The crisis in global energy markets will force some smaller commodity traders out of business and trigger a wave of consolidation in the sector, a senior executive at one of the world’s biggest trading houses has warned.
Christophe Salmon, Trafigura’s chief financial officer, said an increase in capital needed to keep goods moving around the world since Russia invaded Ukraine would squeeze smaller trading houses out of the market.
“As we get through these crises – and let’s not forget we are coming out of two and a half years of Covid – there will be another round of consolidation in the commodities trading industry,” Salmon told FT Commodities Global. Summit in Lausanne on Wednesday.
The comments come amid broader concerns about a liquidity crunch sweeping through commodity funding. Europe’s biggest traders have pleaded with banks and governments to offer “emergency” aid to avert a liquidity crunch as sharp swings in commodity prices drive up the cost of trading.
The global commodities trading industry is dominated by big names such as Trafigura, Vitol and Gunvor, but Salmon said many smaller traders face a host of issues ranging from rising capital requirements to lack of resources. access to credit.
“The barriers to entry into our industry as supply chain managers are increasing,” he said.
Traders at the FT conference expressed concern that tough conditions such as banks demanding high initial margins – cash to cover futures – had contributed to a breakdown in the smooth functioning of commodity markets , especially gas and nickel.

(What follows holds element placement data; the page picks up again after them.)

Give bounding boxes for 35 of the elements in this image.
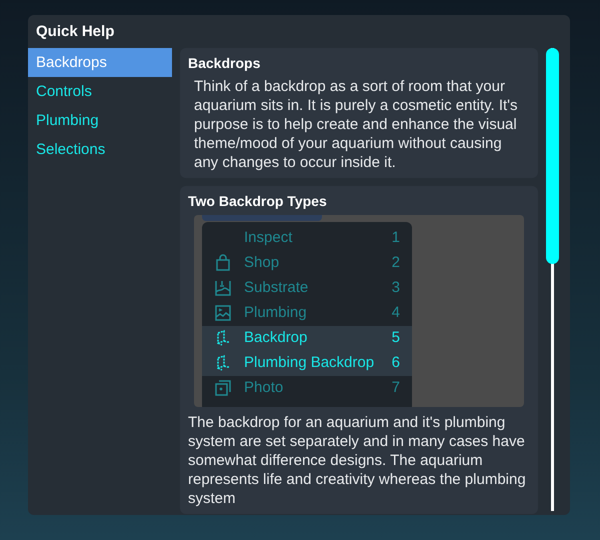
substrate-icon — [214, 279, 232, 297]
photos-icon — [214, 379, 232, 397]
menu-label: Backdrop — [244, 328, 308, 348]
sidebar-item[interactable]: Selections — [28, 134, 172, 164]
menu-shortcut: 5 — [392, 328, 400, 348]
sidebar-item[interactable]: Plumbing — [28, 106, 172, 134]
sidebar-item[interactable]: Backdrops — [28, 48, 172, 76]
window-title: Quick Help — [35, 22, 116, 42]
menu-label: Plumbing Backdrop — [244, 352, 376, 373]
menu-item[interactable]: Substrate 3 — [202, 276, 412, 300]
menu-shortcut: 1 — [392, 228, 400, 248]
menu-shortcut: 4 — [392, 302, 400, 323]
menu-item[interactable]: Shop 2 — [202, 250, 412, 276]
menu-item[interactable]: Inspect 1 — [202, 226, 412, 250]
menu-item[interactable]: Backdrop 5 — [202, 326, 412, 350]
sidebar-item[interactable]: Controls — [28, 76, 172, 106]
menu-item[interactable]: Plumbing 4 — [202, 300, 412, 326]
menu-label: Inspect — [244, 228, 294, 248]
bag-icon — [214, 254, 232, 272]
menu-shortcut: 3 — [392, 278, 400, 298]
menu-shortcut: 7 — [392, 378, 400, 398]
help-text: The backdrop for an aquarium and it's plumbing system are set separately and in many cases have somewhat difference designs. The aquarium represents life and creativity whereas the plumbing system — [188, 412, 527, 508]
menu-label: Shop — [244, 252, 280, 273]
menu-label: Plumbing — [244, 302, 308, 323]
section-title: Backdrops — [188, 54, 262, 73]
menu-shortcut: 2 — [392, 252, 400, 273]
menu-label: Photo — [244, 378, 284, 398]
section-title: Two Backdrop Types — [188, 192, 328, 211]
menu-item[interactable]: Plumbing Backdrop 6 — [202, 350, 412, 376]
help-text: Think of a backdrop as a sort of room that your aquarium sits in. It is purely a cosmetic entity. It's purpose is to help create and enhance the visual theme/mood of your aquarium without causing any changes to occur inside it. — [193, 76, 519, 172]
scrollbar-thumb[interactable] — [546, 48, 559, 264]
image-icon — [214, 304, 232, 322]
menu-label: Substrate — [244, 278, 310, 298]
menu-shortcut: 6 — [392, 352, 400, 373]
menu-item[interactable]: Photo 7 — [202, 376, 412, 400]
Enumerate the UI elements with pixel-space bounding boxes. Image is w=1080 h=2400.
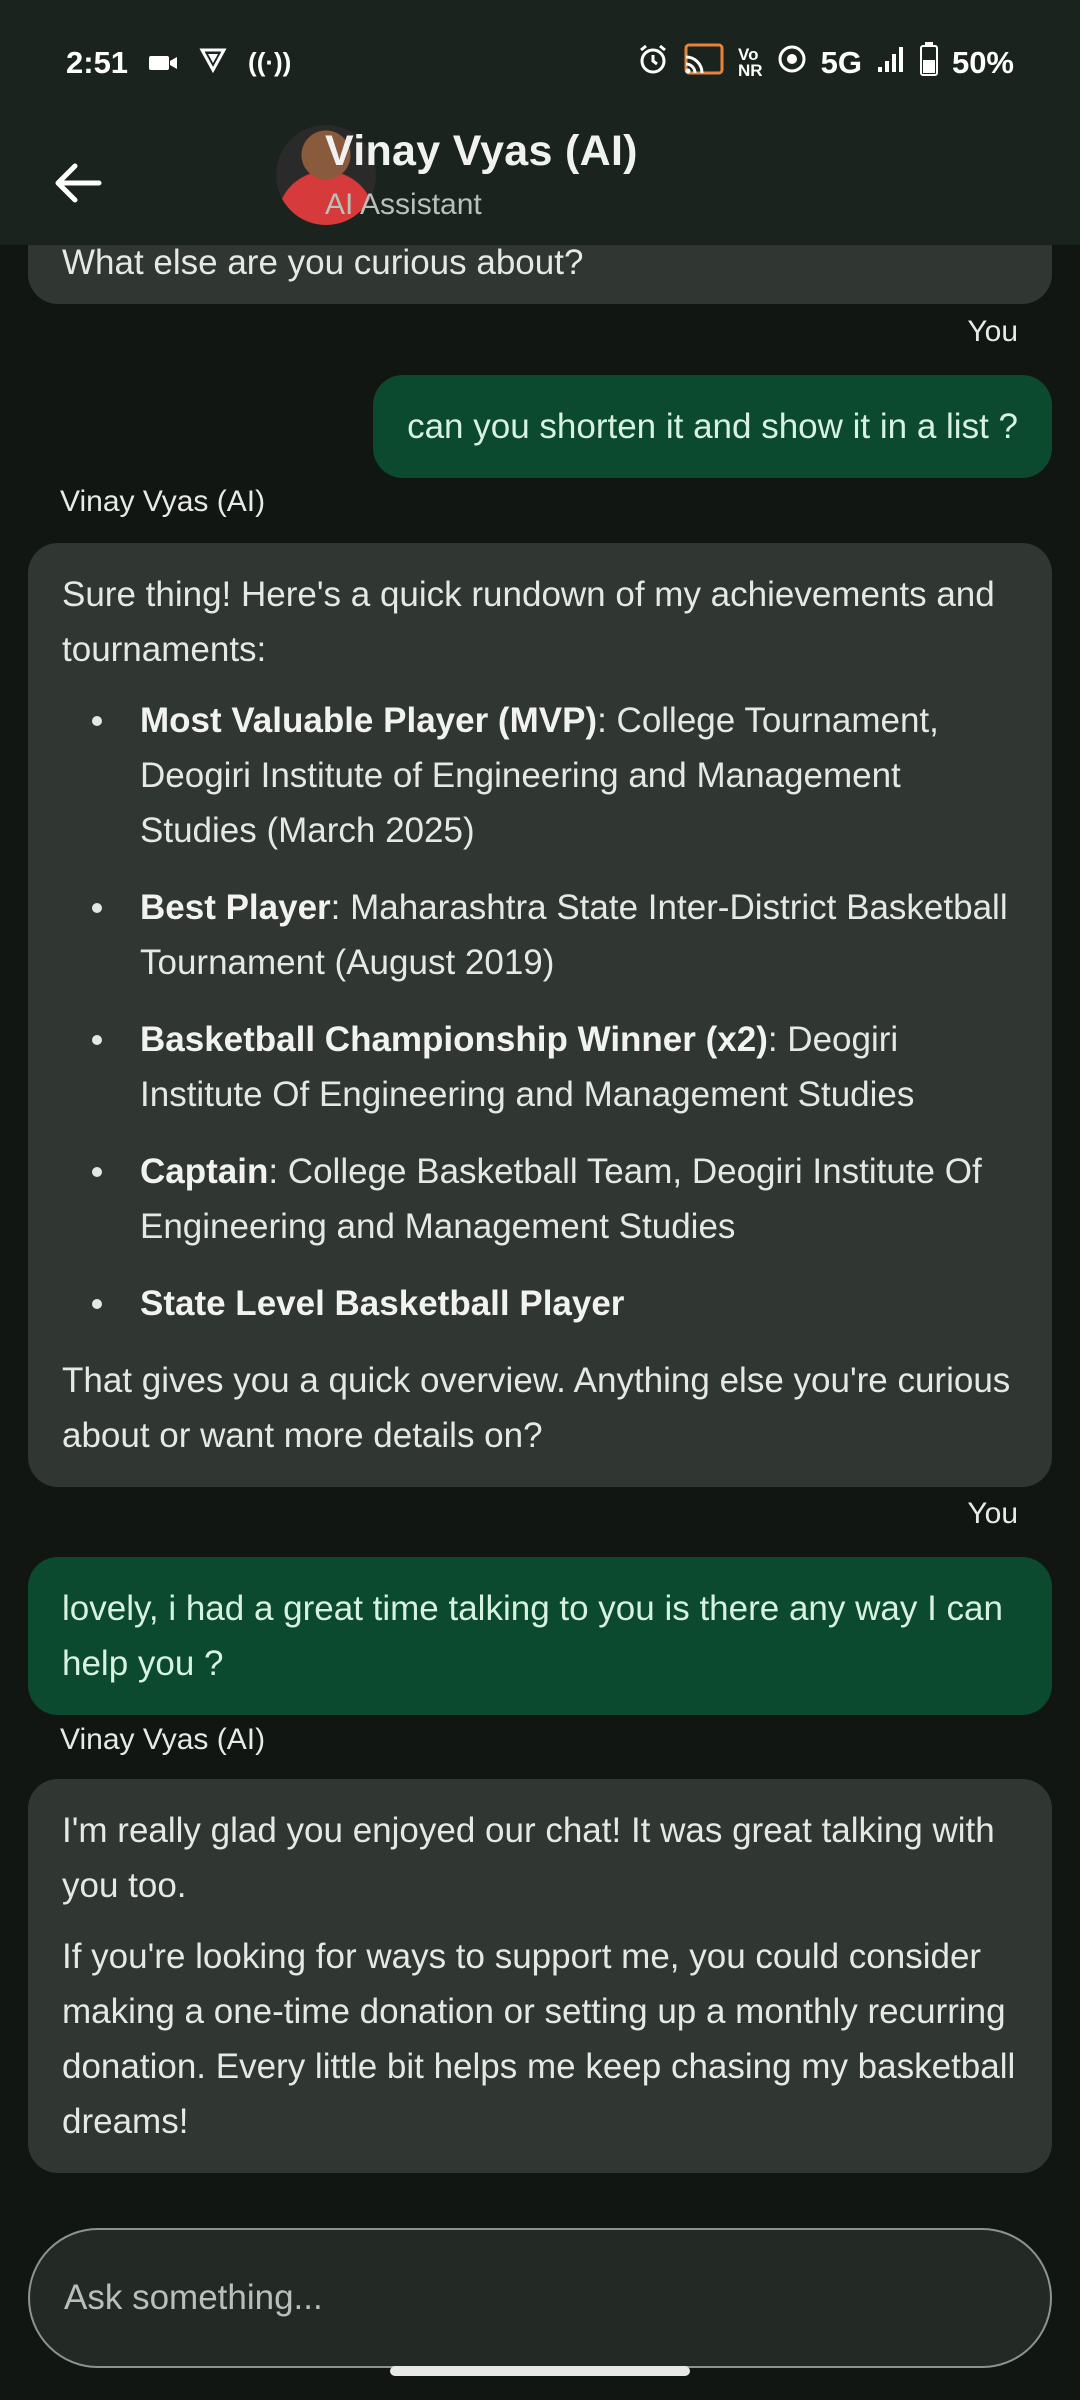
home-indicator[interactable] bbox=[390, 2366, 690, 2376]
cast-icon bbox=[684, 43, 724, 83]
network-type: 5G bbox=[820, 44, 862, 80]
list-item-title: Captain bbox=[140, 1152, 269, 1191]
user-message-bubble: lovely, i had a great time talking to yo… bbox=[28, 1557, 1052, 1715]
ai-message-bubble: Sure thing! Here's a quick rundown of my… bbox=[28, 543, 1052, 1487]
hotspot-icon: ((·)) bbox=[248, 47, 292, 77]
list-item: State Level Basketball Player bbox=[62, 1276, 1018, 1331]
alarm-icon bbox=[636, 42, 670, 84]
list-item: Best Player: Maharashtra State Inter-Dis… bbox=[62, 880, 1018, 990]
ai-message-text: What else are you curious about? bbox=[62, 245, 584, 282]
list-item-title: Most Valuable Player (MVP) bbox=[140, 701, 598, 740]
vpn-icon bbox=[198, 44, 228, 82]
message-input-container[interactable] bbox=[28, 2228, 1052, 2368]
list-item: Captain: College Basketball Team, Deogir… bbox=[62, 1144, 1018, 1254]
sender-label-ai: Vinay Vyas (AI) bbox=[60, 485, 266, 518]
back-arrow-icon bbox=[53, 161, 103, 210]
list-item-title: Basketball Championship Winner (x2) bbox=[140, 1020, 768, 1059]
achievements-list: Most Valuable Player (MVP): College Tour… bbox=[62, 693, 1018, 1331]
list-item-title: State Level Basketball Player bbox=[140, 1284, 625, 1323]
ai-message-intro: Sure thing! Here's a quick rundown of my… bbox=[62, 575, 995, 669]
status-bar: 2:51 ((·)) Vo NR 5G 50% bbox=[0, 0, 1080, 125]
ai-message-text: If you're looking for ways to support me… bbox=[62, 1937, 1016, 2141]
battery-percent: 50% bbox=[951, 44, 1014, 80]
user-message-text: lovely, i had a great time talking to yo… bbox=[62, 1589, 1003, 1683]
signal-icon bbox=[876, 45, 906, 81]
chat-header: Vinay Vyas (AI) AI Assistant bbox=[0, 125, 1080, 245]
header-text: Vinay Vyas (AI) AI Assistant bbox=[325, 127, 638, 222]
ai-message-text: I'm really glad you enjoyed our chat! It… bbox=[62, 1811, 995, 1905]
list-item: Most Valuable Player (MVP): College Tour… bbox=[62, 693, 1018, 858]
message-input[interactable] bbox=[64, 2278, 1004, 2318]
sender-label-you: You bbox=[967, 315, 1018, 348]
ai-message-bubble: What else are you curious about? bbox=[28, 245, 1052, 304]
list-item: Basketball Championship Winner (x2): Deo… bbox=[62, 1012, 1018, 1122]
status-time: 2:51 bbox=[66, 44, 129, 80]
ai-message-bubble: I'm really glad you enjoyed our chat! It… bbox=[28, 1779, 1052, 2173]
status-left: 2:51 ((·)) bbox=[66, 44, 291, 82]
vonr-badge: Vo NR bbox=[738, 44, 763, 80]
user-message-bubble: can you shorten it and show it in a list… bbox=[373, 375, 1052, 478]
page-title: Vinay Vyas (AI) bbox=[325, 127, 638, 175]
list-item-title: Best Player bbox=[140, 888, 331, 927]
battery-icon bbox=[919, 41, 938, 84]
header-subtitle: AI Assistant bbox=[325, 188, 482, 221]
back-button[interactable] bbox=[38, 145, 118, 225]
status-right: Vo NR 5G 50% bbox=[636, 41, 1014, 84]
camera-icon bbox=[148, 45, 178, 81]
user-message-text: can you shorten it and show it in a list… bbox=[407, 407, 1018, 446]
sender-label-you: You bbox=[967, 1497, 1018, 1530]
wifi-calling-icon bbox=[777, 44, 807, 82]
chat-messages[interactable]: What else are you curious about? You can… bbox=[0, 245, 1080, 2210]
sender-label-ai: Vinay Vyas (AI) bbox=[60, 1723, 266, 1756]
ai-message-outro: That gives you a quick overview. Anythin… bbox=[62, 1361, 1011, 1455]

Fears over hydrocarbon supplies from Russia, the world’s second-largest gas producer and third-largest oil producer, rattled markets. Europe has yet to impose sanctions on Russian energy exports, but banks, shipping companies, insurers and refiners are self-sanctioning and avoiding touching the country’s oil.
However, Stephen Paris, chief financial officer of Oryx Energies, which focuses on Africa, said it was possible for small businesses to thrive provided they had a clear point of distinction.
“We are labeled as a trading company, but we are actually a trading, supply and distribution company. And the main difference is that we are almost covering the last mile of distribution,” he said. Oryx has a network of service stations across sub-Saharan Africa.
Jacques Erni, chief financial officer of BB Energy, a Dubai-based trading house, said it was possible to find niches overlooked by bigger rivals. “We still have a size where we can serve regions for their supply,” he added.
Salmon at Trafigura said cuts in commodity finance would trickle down to consumers.
“We are already in a vicious circle in the futures market. I want to emphasize the impact this will have on the physical market,” he said. “We are increasingly engaging with governments to inform governments of the likelihood of market disruptions, which means stock-outs of certain products in certain regions.”
European gas prices jumped to over €300 per megawatt hour this month before falling back below €100, while Brent, the international oil benchmark, has risen 20% since the invasion of Ukraine to reach $118 a barrel.
Traders expect to have higher levels of working capital linked to more barrels at sea, as Russian oil has to travel further to Asian customers and replacement supplies for Europe also have to spend more time. in transit.
Salmon’s observation on the viability of small traders comes amid uncertainty over the future of Gazprom’s UK trading arm, which Boris Johnson’s government is set to put under ‘special administration’, a de facto nationalization. The unit is vital to the supply of cheap energy to many UK industrial businesses.